The Associated Colleges of Construction Education, and the Associated Schools of Construction have made considerable progress in developing national standards for construction education programs. The profession has recently grown to accommodate several dozen Construction Management Bachelor of Science programs. Many universities have also begun offering a Master’s Degree in Project Management. These programs generally are tailored to working professionals who have project management experience or project related experience; they provide a more intense and in depth education surrounding the knowledge areas within the project management body of knowledge. The United States Navy construction battalions, nicknamed the SeaBees, puts their command through strenuous training and certifications at every level. To become a Chief Petty Officer in the SeaBees is equivalent to a BS in Construction Management with the added benefit of several years of experience to their credit. See ACE accreditation. Architectural Project Manager
Architectural project manager are project managers in the field of architecture. They have many of the same skills as their counterpart in the construction industry. An architect will often work closely with the construction project manager in the office of the General contractor (GC), and at the same time, coordinate the work of the design team and numerous consultants who contribute to a construction project, and manage communication with the client. The issues of budget, scheduling, and quality-control are the responsibility of the Project Manager in an architect’s office. Software Project Manager
A Software Project Manager has many of the same skills as their counterparts in other industries. Beyond the skills normally associated with traditional project management in industries such as construction and manufacturing, a software project manager will typically have an extensive background in software development. Many software project managers hold a degree in Computer Science, Information Technology or another related field. In traditional project management a heavyweight, predictive methodology such as the waterfall model is often employed, but software project managers must also be skilled in more lightweight, adaptive methodologies such as DSDM, Scrum and XP. These project management methodologies are based on the uncertainty of developing a new software system and advocate smaller, incremental development cycles. These incremental or iterative cycles are timeboxed (constrained to a known period of time, typically from one to four weeks) and produce a working subset of the entire system deliverable at the end of each iteration.

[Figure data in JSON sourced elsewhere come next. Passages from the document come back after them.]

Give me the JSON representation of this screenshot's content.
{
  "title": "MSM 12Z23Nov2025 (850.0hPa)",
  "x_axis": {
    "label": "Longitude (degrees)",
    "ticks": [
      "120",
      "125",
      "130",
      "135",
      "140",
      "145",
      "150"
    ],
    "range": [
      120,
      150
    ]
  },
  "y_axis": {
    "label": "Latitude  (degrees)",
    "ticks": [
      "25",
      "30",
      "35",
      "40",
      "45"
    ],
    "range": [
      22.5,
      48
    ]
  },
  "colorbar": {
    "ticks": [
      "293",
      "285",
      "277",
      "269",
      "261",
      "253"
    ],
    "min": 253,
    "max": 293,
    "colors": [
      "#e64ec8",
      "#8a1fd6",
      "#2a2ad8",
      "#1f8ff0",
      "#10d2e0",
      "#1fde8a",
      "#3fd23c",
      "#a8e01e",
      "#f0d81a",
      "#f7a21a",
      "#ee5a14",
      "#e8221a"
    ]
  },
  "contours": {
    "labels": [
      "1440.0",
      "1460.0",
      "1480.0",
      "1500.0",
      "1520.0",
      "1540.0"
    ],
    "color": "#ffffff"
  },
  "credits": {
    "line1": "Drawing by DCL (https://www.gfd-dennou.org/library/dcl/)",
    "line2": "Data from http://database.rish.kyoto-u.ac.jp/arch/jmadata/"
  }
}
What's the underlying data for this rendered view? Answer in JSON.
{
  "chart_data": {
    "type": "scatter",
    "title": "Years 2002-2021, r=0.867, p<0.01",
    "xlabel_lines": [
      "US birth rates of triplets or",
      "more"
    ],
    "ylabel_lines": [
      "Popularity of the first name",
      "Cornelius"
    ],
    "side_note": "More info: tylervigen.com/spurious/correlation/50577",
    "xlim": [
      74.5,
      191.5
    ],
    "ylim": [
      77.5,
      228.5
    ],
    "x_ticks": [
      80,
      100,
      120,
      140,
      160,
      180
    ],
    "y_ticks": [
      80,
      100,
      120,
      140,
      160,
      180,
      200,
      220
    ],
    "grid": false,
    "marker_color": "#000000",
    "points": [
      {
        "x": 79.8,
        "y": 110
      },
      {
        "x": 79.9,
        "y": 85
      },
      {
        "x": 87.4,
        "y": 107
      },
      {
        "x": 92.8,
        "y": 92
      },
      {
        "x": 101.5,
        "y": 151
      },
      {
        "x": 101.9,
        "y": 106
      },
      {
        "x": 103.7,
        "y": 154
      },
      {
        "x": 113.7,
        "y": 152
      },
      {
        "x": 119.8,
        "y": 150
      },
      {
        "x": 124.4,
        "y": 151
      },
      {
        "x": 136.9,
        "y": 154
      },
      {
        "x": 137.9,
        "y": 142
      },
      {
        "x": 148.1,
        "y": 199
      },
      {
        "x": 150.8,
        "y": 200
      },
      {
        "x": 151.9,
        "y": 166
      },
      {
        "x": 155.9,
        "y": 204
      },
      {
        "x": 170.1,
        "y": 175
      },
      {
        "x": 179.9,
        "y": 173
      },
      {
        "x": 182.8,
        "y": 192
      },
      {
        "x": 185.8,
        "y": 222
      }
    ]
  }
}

The increasing adoption of lightweight approaches is due largely to the fact that software requirements are very susceptible to change, and it is extremely difficult to illuminate all the potential requirements in a single project phase before the software development commences. The software project manager is also expected to be familiar with the Software Development Life Cycle (SDLC). This may require in depth knowledge of requirements solicitation, application development, logical and physical database design and networking. This knowledge is typically the result of the aforementioned education and experience. There is not a widely accepted certification for software project managers, but many will hold the Project Management Professional (PMP) designation offered by the Project Management Institute, PRINCE2 or an advanced degree in project management, such as a MSPM or other graduate degree in technology management.